In May of last year, Marcus Carli, the plant manager of the Master Lock factory in Milwaukee, Wis., called a surprise meeting with the board of United Auto Workers Local 469. Several officers of the union, which represents the workers at the plant, joined Carli and an executive from Master Lock’s parent company in a tiny conference room. Carli brought along a security guard. “He’s here for my protection,” Carli told the union representatives. As the guard sat down, Yolanda Nathan, the local’s incoming president, noticed his gun. “That’s when I thought, Oh, we’re losing our jobs,” she says. Carli immediately confirmed her worst fears. “The plant’s closing,” he announced. “It took my breath away,” Nathan says. “It took all our breaths away.”
Half an hour later, the plant’s first-shift workers were called to assemble in the old cafeteria. A row of tables spanned the room, separating company officials from the workers. “The plant’s closing,” Carli said again. He refused to take questions. “They just dropped the bomb on us,” Jeremiah Hayes, who worked in the plant’s wastewater-treatment facility, says. He particularly resented the makeshift barrier: “It was insulting. We felt like a bunch of animals.”

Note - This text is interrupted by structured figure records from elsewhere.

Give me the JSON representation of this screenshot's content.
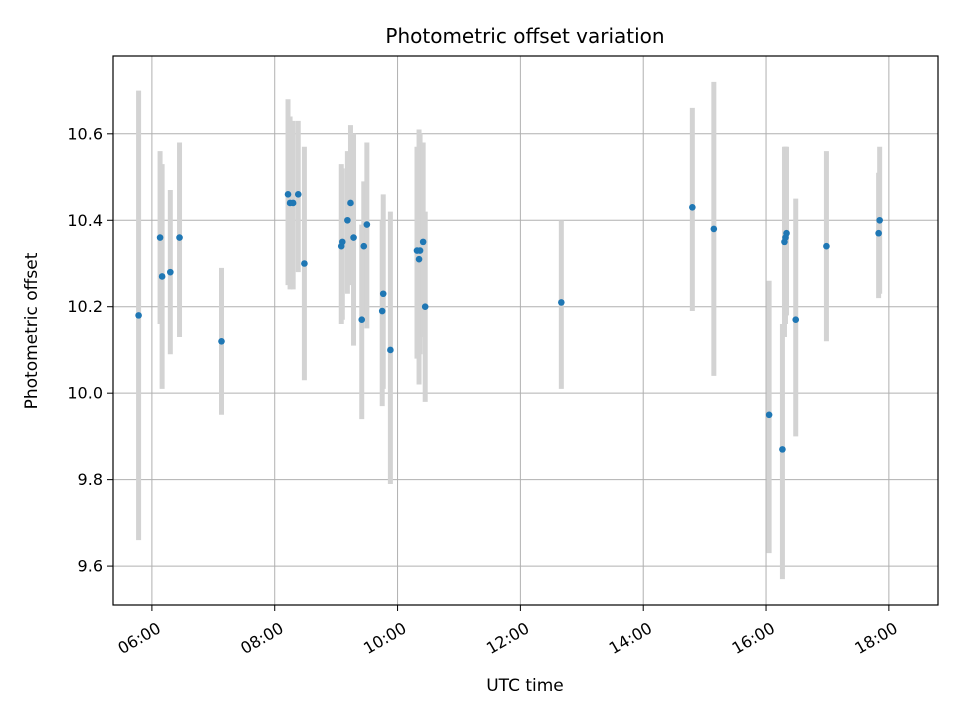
{
  "chart_data": {
    "type": "scatter",
    "title": "Photometric offset variation",
    "xlabel": "UTC time",
    "ylabel": "Photometric offset",
    "x_unit": "hour",
    "xlim": [
      "05:22",
      "18:48"
    ],
    "ylim": [
      9.51,
      10.78
    ],
    "x_ticks": [
      "06:00",
      "08:00",
      "10:00",
      "12:00",
      "14:00",
      "16:00",
      "18:00"
    ],
    "y_ticks": [
      "9.6",
      "9.8",
      "10.0",
      "10.2",
      "10.4",
      "10.6"
    ],
    "grid": true,
    "legend": "none",
    "colors": {
      "point": "#1f77b4",
      "errorbar": "#d3d3d3",
      "grid": "#b0b0b0",
      "axes": "#000000"
    },
    "series": [
      {
        "points": [
          {
            "t": "05:47",
            "y": 10.18,
            "lo": 9.66,
            "hi": 10.7
          },
          {
            "t": "06:08",
            "y": 10.36,
            "lo": 10.16,
            "hi": 10.56
          },
          {
            "t": "06:10",
            "y": 10.27,
            "lo": 10.01,
            "hi": 10.53
          },
          {
            "t": "06:18",
            "y": 10.28,
            "lo": 10.09,
            "hi": 10.47
          },
          {
            "t": "06:27",
            "y": 10.36,
            "lo": 10.13,
            "hi": 10.58
          },
          {
            "t": "07:08",
            "y": 10.12,
            "lo": 9.95,
            "hi": 10.29
          },
          {
            "t": "08:13",
            "y": 10.46,
            "lo": 10.25,
            "hi": 10.68
          },
          {
            "t": "08:15",
            "y": 10.44,
            "lo": 10.24,
            "hi": 10.64
          },
          {
            "t": "08:18",
            "y": 10.44,
            "lo": 10.24,
            "hi": 10.63
          },
          {
            "t": "08:23",
            "y": 10.46,
            "lo": 10.28,
            "hi": 10.63
          },
          {
            "t": "08:29",
            "y": 10.3,
            "lo": 10.03,
            "hi": 10.57
          },
          {
            "t": "09:05",
            "y": 10.34,
            "lo": 10.16,
            "hi": 10.53
          },
          {
            "t": "09:06",
            "y": 10.35,
            "lo": 10.17,
            "hi": 10.52
          },
          {
            "t": "09:11",
            "y": 10.4,
            "lo": 10.23,
            "hi": 10.56
          },
          {
            "t": "09:14",
            "y": 10.44,
            "lo": 10.25,
            "hi": 10.62
          },
          {
            "t": "09:17",
            "y": 10.36,
            "lo": 10.11,
            "hi": 10.6
          },
          {
            "t": "09:25",
            "y": 10.17,
            "lo": 9.94,
            "hi": 10.39
          },
          {
            "t": "09:27",
            "y": 10.34,
            "lo": 10.18,
            "hi": 10.49
          },
          {
            "t": "09:30",
            "y": 10.39,
            "lo": 10.15,
            "hi": 10.58
          },
          {
            "t": "09:45",
            "y": 10.19,
            "lo": 9.97,
            "hi": 10.4
          },
          {
            "t": "09:46",
            "y": 10.23,
            "lo": 10.01,
            "hi": 10.46
          },
          {
            "t": "09:53",
            "y": 10.1,
            "lo": 9.79,
            "hi": 10.42
          },
          {
            "t": "10:19",
            "y": 10.33,
            "lo": 10.08,
            "hi": 10.57
          },
          {
            "t": "10:21",
            "y": 10.31,
            "lo": 10.02,
            "hi": 10.61
          },
          {
            "t": "10:22",
            "y": 10.33,
            "lo": 10.09,
            "hi": 10.6
          },
          {
            "t": "10:25",
            "y": 10.35,
            "lo": 10.13,
            "hi": 10.58
          },
          {
            "t": "10:27",
            "y": 10.2,
            "lo": 9.98,
            "hi": 10.42
          },
          {
            "t": "12:40",
            "y": 10.21,
            "lo": 10.01,
            "hi": 10.4
          },
          {
            "t": "14:48",
            "y": 10.43,
            "lo": 10.19,
            "hi": 10.66
          },
          {
            "t": "15:09",
            "y": 10.38,
            "lo": 10.04,
            "hi": 10.72
          },
          {
            "t": "16:03",
            "y": 9.95,
            "lo": 9.63,
            "hi": 10.26
          },
          {
            "t": "16:16",
            "y": 9.87,
            "lo": 9.57,
            "hi": 10.16
          },
          {
            "t": "16:18",
            "y": 10.35,
            "lo": 10.13,
            "hi": 10.57
          },
          {
            "t": "16:19",
            "y": 10.36,
            "lo": 10.16,
            "hi": 10.57
          },
          {
            "t": "16:20",
            "y": 10.37,
            "lo": 10.18,
            "hi": 10.57
          },
          {
            "t": "16:29",
            "y": 10.17,
            "lo": 9.9,
            "hi": 10.45
          },
          {
            "t": "16:59",
            "y": 10.34,
            "lo": 10.12,
            "hi": 10.56
          },
          {
            "t": "17:50",
            "y": 10.37,
            "lo": 10.22,
            "hi": 10.51
          },
          {
            "t": "17:51",
            "y": 10.4,
            "lo": 10.23,
            "hi": 10.57
          }
        ]
      }
    ]
  }
}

Mike Bink, who started at Master Lock in 1979, was devastated but not surprised. Months earlier, a co-worker whose job entailed making steel plates that were fed into a machine to make a lock body told Bink that the plates were now being shipped to Master Lock’s plant in Nogales, Mexico. That factory was built in the 1990s, not long after President Bill Clinton signed the North American Free Trade Agreement into law, and the company eliminated more than 1,000 of nearly 1,300 union positions in Milwaukee. “People ran for the gate,” Bink, who was then the president of Local 469, says. “They thought the plant was finished.” Bink managed to hang on, but NAFTA fundamentally changed the balance of power between Master Lock and its workers. “A shop floor supervisor would say things like, ‘Get to work, or the company will take all the jobs,’” Bink recalls. “After the downsizing, the union lost its leverage.”